Source: Nikolova and Graham, (2014) based on Gallup World Poll Data.

We studied migrants from transition and post-transition societies as these are the predominant sources of migration for the OECD countries in Europe. For example, in 2012, Poland and Romania were among the top three migrant sources of OECD migrants. It is important to note that the migration experience of those who leave the transition economies and go to Europe, which is culturally very similar, is likely quite different from that of movers Asia, Africa and Latin America, for example.

We find that migrants from transition countries achieve a better quality of life after they go abroad. The average household income premium from migration for our sample is about 21,000 international dollars (about 10,500 ID per household member). And even if reference norms and aspirations change, migrants’ life satisfaction improves. The average benefit is substantively and statistically significant: an increase of about 1.0-1.2 (on a life satisfaction scale 0-10). Perhaps most importantly, migration positively affects perceptions of freedom (based on a question which asks whether or not respondents are satisfied with their freedom to choose in life), with migrants from the most recent European Union enlargements being nearly 40 percent more satisfied. Data from around the world show that freedom to make choices in life is a pivotal element of human well-being.

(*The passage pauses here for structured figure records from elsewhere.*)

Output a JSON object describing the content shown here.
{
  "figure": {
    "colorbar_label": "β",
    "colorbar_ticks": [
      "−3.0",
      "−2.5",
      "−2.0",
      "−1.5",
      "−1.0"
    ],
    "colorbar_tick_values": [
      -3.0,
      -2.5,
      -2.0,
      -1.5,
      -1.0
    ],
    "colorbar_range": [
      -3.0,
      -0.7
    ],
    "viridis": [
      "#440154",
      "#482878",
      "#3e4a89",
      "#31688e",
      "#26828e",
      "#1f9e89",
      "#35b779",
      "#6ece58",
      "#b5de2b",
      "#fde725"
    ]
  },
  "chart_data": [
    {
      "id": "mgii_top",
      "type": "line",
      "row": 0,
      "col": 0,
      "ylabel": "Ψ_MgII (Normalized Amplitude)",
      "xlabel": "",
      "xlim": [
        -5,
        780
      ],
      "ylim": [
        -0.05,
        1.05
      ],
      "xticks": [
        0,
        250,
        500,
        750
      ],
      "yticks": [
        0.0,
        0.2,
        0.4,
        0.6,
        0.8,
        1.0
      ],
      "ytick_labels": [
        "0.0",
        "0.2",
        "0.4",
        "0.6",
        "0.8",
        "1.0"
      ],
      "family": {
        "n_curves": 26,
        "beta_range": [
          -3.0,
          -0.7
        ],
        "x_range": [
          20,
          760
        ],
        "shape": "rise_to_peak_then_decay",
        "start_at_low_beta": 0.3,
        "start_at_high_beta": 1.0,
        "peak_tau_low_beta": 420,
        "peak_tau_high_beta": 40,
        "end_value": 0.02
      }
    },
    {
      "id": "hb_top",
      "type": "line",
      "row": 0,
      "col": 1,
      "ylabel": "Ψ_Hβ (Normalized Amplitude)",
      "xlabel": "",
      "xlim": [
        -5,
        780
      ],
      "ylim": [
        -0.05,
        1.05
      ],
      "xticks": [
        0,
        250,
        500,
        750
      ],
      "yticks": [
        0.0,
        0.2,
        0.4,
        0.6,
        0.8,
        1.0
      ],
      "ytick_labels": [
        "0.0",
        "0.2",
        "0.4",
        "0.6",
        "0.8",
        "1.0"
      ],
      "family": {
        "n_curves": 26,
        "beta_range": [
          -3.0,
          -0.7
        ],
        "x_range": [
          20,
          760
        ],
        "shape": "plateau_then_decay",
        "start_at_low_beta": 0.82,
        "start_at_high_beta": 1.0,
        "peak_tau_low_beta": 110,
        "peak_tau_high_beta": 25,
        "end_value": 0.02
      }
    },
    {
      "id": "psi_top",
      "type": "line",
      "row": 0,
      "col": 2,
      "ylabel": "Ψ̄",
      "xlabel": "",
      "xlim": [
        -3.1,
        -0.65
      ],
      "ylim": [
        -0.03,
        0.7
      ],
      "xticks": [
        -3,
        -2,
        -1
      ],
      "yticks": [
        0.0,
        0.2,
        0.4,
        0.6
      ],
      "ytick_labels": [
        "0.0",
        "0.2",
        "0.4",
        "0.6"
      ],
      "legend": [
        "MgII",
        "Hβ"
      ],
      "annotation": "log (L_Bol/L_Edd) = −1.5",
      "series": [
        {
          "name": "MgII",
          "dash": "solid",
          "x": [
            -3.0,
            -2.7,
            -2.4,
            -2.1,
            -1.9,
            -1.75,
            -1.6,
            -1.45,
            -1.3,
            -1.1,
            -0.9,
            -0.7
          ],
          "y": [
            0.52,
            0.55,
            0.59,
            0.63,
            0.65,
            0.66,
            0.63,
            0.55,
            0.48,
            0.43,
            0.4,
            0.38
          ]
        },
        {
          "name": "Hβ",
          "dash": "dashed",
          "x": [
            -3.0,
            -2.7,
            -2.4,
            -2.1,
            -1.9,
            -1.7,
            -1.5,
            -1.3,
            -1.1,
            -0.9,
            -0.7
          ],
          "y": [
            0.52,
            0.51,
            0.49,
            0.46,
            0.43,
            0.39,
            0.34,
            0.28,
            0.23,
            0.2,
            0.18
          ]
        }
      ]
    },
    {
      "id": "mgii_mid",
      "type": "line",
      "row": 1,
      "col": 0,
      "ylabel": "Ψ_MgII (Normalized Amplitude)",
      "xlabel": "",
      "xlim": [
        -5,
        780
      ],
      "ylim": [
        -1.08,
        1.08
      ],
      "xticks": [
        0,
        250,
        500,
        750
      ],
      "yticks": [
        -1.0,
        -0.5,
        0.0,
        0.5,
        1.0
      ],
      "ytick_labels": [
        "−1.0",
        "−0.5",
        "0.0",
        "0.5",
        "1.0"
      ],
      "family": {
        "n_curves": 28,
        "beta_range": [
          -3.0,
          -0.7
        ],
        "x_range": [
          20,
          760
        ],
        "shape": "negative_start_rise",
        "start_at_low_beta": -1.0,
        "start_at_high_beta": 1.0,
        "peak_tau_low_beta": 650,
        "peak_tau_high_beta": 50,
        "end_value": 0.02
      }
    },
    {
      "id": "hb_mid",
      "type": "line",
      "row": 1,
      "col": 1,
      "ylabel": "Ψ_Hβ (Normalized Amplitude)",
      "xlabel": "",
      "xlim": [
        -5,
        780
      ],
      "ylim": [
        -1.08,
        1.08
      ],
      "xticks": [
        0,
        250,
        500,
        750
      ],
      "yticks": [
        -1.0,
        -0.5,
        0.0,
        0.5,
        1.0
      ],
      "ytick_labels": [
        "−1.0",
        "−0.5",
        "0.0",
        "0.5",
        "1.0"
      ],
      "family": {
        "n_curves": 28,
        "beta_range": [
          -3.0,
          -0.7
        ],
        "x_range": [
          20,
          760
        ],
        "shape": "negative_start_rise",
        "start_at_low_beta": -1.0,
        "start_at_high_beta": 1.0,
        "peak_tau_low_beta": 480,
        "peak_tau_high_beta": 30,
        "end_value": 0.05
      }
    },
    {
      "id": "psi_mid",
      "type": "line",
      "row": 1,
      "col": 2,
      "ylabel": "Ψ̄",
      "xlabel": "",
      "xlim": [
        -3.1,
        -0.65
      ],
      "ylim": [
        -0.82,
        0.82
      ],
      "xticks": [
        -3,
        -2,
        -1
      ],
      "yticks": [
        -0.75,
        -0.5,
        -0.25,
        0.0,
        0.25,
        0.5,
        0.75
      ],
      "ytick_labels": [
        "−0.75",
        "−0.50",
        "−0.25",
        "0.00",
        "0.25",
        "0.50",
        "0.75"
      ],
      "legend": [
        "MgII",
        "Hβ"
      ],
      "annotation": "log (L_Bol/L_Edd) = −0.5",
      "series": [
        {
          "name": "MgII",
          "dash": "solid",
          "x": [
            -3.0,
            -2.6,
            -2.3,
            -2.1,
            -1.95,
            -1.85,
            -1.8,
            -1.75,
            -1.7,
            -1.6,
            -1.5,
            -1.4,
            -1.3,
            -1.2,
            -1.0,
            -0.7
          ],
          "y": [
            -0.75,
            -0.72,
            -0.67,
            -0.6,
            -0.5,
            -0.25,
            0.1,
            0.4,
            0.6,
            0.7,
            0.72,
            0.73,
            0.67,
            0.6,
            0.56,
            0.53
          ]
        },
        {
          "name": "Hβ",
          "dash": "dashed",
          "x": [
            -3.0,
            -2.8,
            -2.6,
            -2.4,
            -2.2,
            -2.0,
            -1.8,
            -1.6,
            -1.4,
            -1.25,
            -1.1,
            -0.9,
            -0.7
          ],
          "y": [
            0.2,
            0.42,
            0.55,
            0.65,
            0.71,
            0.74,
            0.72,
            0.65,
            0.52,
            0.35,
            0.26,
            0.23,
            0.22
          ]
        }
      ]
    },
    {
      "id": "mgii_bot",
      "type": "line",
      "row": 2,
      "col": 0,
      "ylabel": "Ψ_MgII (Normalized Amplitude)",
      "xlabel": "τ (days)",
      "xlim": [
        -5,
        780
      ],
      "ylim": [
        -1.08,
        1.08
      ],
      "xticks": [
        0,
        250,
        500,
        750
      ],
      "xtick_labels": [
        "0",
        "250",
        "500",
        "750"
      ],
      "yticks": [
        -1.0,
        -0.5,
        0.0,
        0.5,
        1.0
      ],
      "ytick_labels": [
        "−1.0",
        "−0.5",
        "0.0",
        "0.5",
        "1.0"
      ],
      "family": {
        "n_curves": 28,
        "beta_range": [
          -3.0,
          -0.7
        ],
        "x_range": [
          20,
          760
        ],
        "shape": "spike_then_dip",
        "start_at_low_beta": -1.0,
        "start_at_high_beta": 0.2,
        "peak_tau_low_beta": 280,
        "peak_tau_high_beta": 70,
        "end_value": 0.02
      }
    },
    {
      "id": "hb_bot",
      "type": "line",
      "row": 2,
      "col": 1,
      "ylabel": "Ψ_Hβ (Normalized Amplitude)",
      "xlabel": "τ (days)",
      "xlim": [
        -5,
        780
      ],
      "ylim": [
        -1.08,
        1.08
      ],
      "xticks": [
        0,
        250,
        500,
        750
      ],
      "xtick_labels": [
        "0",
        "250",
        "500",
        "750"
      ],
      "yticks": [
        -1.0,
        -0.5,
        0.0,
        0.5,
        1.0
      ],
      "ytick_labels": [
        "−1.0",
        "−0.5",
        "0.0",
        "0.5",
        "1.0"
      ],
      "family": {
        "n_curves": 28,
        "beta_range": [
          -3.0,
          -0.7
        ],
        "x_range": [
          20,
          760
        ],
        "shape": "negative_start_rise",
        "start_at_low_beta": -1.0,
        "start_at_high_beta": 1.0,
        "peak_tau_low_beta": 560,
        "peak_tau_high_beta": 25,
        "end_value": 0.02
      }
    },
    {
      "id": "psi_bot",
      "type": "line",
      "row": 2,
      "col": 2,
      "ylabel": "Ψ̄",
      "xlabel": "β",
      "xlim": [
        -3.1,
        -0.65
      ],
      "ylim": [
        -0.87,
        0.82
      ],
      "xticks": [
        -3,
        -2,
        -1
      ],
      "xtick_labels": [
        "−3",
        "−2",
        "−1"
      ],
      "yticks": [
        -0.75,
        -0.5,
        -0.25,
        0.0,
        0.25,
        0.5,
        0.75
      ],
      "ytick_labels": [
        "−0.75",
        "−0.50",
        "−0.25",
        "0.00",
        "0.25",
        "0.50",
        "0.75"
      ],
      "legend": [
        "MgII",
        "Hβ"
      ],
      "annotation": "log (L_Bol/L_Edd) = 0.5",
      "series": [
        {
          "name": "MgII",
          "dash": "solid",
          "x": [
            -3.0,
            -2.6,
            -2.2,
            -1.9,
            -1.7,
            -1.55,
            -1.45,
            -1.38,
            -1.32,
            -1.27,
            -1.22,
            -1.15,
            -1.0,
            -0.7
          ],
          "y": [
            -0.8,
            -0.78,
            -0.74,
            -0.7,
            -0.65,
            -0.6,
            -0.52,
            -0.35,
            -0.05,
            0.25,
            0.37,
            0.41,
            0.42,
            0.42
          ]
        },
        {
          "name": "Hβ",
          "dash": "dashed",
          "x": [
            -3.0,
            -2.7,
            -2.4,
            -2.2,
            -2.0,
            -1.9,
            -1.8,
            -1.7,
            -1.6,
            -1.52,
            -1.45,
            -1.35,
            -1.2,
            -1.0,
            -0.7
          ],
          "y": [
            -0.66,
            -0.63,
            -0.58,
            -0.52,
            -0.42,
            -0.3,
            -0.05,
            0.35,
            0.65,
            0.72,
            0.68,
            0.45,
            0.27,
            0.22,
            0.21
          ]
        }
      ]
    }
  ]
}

At a time when there is ample reason to be concerned about the state of world affairs, our research findings are a “happy story:” By voting with their feet, migrants from transition economies can improve their well-being. Surely migration does not solve the problems in the countries the migrants left, nor can we be confident at this stage that our results apply to migrants from other parts of the world or those going to destinations outside the OECD. Yet it does suggest that win-win outcomes are possible from increasing mobility in global labor markets. That is a story worth learning more about.